Wild idea - a type finder

Stuart Reynolds S.I.Reynolds at cs.bham.ac.uk
Wed Nov 17 07:02:54 EST 1999


Does anyone know of any tools which let you do things like:

We have some exisiting function:

  def f(a, b):
      return a<b

And we want to reverse engineer its type from its implementation:

   findtype( f )

e.g.
- function takes 2 args
- a and b need to be comparable
- returns a boolean (actually an int in Python)

So the type of f is:

 (comparable)(comparable)-->(int)

Or in another example you might get:

  >>> findtype( add )
  (number)(number)-->(number)

  >>> findtype( map )
  (()())(seq)(seq)-->(seq)
  
( ()() ) denotes a function which takes two arguments of unknown type.

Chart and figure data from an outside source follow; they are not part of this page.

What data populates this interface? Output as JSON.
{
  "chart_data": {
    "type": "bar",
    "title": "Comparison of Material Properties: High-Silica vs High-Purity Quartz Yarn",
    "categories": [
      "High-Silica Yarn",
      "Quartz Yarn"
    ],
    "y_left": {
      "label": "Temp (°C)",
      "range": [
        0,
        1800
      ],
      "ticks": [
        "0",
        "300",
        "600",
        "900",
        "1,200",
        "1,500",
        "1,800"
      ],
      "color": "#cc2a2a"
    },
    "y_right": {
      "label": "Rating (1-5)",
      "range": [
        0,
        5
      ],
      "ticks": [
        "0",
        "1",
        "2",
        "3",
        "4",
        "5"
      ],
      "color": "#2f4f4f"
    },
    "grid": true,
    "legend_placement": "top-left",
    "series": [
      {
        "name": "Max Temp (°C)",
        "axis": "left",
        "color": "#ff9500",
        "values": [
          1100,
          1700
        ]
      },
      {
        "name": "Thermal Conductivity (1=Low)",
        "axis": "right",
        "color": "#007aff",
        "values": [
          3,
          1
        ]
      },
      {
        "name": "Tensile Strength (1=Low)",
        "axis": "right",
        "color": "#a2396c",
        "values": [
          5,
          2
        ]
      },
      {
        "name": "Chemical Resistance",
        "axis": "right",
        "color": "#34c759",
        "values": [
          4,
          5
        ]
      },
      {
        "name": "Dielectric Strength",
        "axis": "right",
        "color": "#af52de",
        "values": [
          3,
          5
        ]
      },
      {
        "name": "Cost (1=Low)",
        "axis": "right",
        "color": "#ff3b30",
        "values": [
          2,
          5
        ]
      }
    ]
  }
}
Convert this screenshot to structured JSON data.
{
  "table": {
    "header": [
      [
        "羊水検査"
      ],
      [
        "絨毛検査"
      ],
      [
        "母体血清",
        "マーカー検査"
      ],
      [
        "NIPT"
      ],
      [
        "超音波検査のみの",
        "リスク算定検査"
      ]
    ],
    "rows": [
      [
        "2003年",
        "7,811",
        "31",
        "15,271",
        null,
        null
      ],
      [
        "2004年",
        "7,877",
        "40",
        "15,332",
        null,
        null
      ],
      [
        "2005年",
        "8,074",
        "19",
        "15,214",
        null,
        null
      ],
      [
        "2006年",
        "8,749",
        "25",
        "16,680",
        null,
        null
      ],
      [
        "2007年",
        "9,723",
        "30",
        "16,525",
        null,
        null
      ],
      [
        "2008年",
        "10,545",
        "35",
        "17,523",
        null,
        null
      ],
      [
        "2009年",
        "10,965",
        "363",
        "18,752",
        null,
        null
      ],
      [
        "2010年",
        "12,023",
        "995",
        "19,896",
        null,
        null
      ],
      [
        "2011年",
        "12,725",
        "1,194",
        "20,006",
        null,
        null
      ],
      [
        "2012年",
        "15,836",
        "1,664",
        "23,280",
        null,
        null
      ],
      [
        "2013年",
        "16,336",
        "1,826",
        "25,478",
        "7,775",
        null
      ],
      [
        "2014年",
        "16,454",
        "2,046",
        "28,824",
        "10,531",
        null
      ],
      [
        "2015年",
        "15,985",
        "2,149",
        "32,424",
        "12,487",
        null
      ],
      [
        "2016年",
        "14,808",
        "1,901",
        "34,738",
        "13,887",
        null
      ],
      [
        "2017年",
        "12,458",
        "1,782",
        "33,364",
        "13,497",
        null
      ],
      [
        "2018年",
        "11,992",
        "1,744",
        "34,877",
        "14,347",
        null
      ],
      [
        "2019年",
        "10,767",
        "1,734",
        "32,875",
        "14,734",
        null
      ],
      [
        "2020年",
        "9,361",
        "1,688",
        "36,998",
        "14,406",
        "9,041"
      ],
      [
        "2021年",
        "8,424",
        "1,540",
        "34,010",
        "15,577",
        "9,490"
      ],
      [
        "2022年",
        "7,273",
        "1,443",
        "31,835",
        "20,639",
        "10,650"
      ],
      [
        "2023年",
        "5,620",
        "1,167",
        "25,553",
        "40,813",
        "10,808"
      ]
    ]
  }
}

I've only ever seen this kind of thing in pure functional programming
languages (gopher to be specific).

The reason I ask is that I think, in general, its really useful to be
able to tell what minimum interface the arguments you give to a method
needs to support (you can stick it in your documenation for one thing).
It would also be pretty useful to uncover the kind of nasty bugs which
crop up in untyped langauges whereby the functions or methods you've
written have stronger requirements on the interfaces of their arguments
than you realised (espcially in the case where your code calls lots of
other functions who's types you're not too sure about).